CNA DI MODICA A CONFRONTO CON L’ASSESSORE SAMMITO

La Cna di Modica prosegue l’approfondimento nel merito della proposta di project financing riferito alla riqualificazione, completamento ed ampliamento del cimitero cittadino nonché della relativa gestione dei servizi cimiteriali.

Dopo il coordinamento territoriale che si è tenuto mercoledì 13 luglio, giovedì sera i dirigenti della Cna di Modica hanno affrontato la tematica insieme con l’assessore ai Lavori pubblici Giuseppe Sammito. All’incontro erano presenti, oltre al presidente cittadino Piero Bonomo e al responsabile territoriale Carmelo Caccamo, anche il presidente provinciale Cna Ragusa Giuseppe Massari, il presidente dell’Unione Costruzioni provinciale Bartolo Alecci ed il segretario regionale della Cna pensionati Giorgio Di Raimondo.

“Dobbiamo dare atto – dicono i rappresentanti Cna – della grande disponibilità e serietà dell’assessore Sammito nel confrontarsi con la nostra associazione al fine di salvaguardare gli interessi legittimi delle imprese modicane, ottenendo tutte le garanzie necessarie per portare avanti una valutazione attenta su un investimento così delicato per un periodo di gestione molto lungo. Infatti abbiamo chiesto di istituire per la fase di valutazione delle offerte e aggiudicazione del project financing un’apposita commissione di esperti che garantisca la piena trasparenza dei lavori”. La Cna ha chiesto rassicurazioni affinché non vi siano aumenti dei costi dei servizi a domanda individuale tenendo conto che tali costi dovranno essere sempre compatibili con i prezzi di mercato.

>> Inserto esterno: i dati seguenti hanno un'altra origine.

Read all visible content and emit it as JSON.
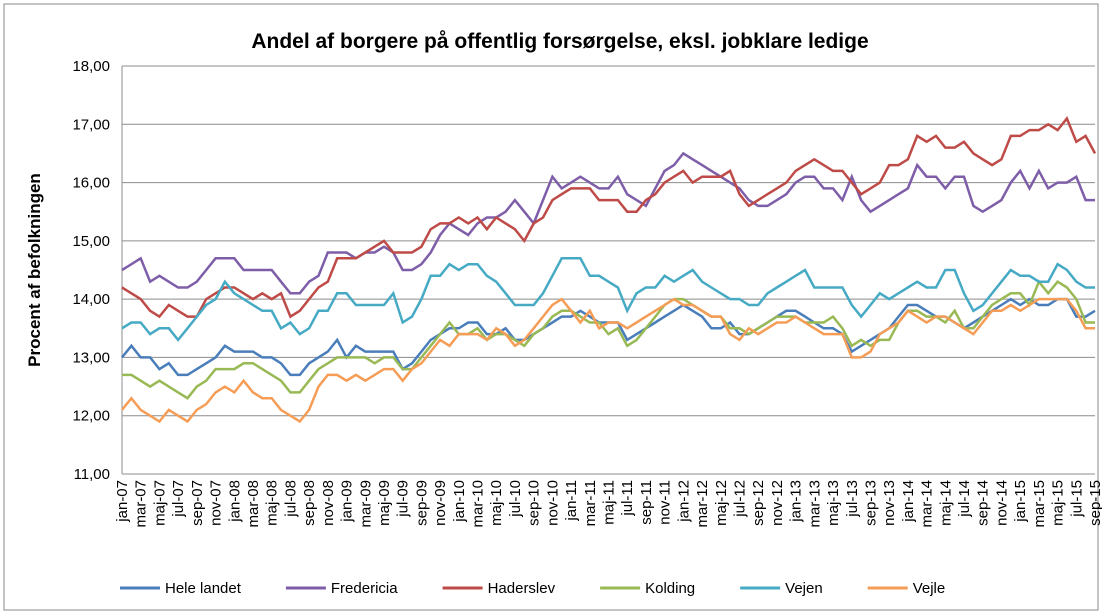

Per quanto riguarda l’ampliamento del cimitero, la Cna ha chiesto di conoscere la quantità di lotti che verranno messi in vendita. L’assessore Sammito ha assicurato che l’assegnazione dei suoli e dei loculi resterà prerogativa dell’Amministrazione comunale. A tal riguardo la Cna ha chiesto che venga istituita un’apposita commissione per vigilare sulla corretta applicazione del regolamento di gestione una volta appaltati i lavori e che vi sia la presenza di un componente dell’organizzazione di categoria. “Siamo disponibili a continuare le nostre valutazioni nel merito – dice Bonomo – solo se ci saranno garanzie chiare per le piccole e medie imprese della città. I privati cittadini, una volta acquistato il suolo per la costruzione delle edicole, dovranno essere liberi di poter scegliere le imprese di fiducia consentendo allo stesso modo alle imprese che oggi lavorano all’interno del cimitero di non avere alcuna preoccupazione. Innescare un meccanismo di controllo sulla gestione del project financing potrebbe garantire una migliore efficienza nell’ampliamento del cimitero garantendo occasioni di sviluppo per le maestranze locali e per tutto l’indotto delle forniture dei materiali”.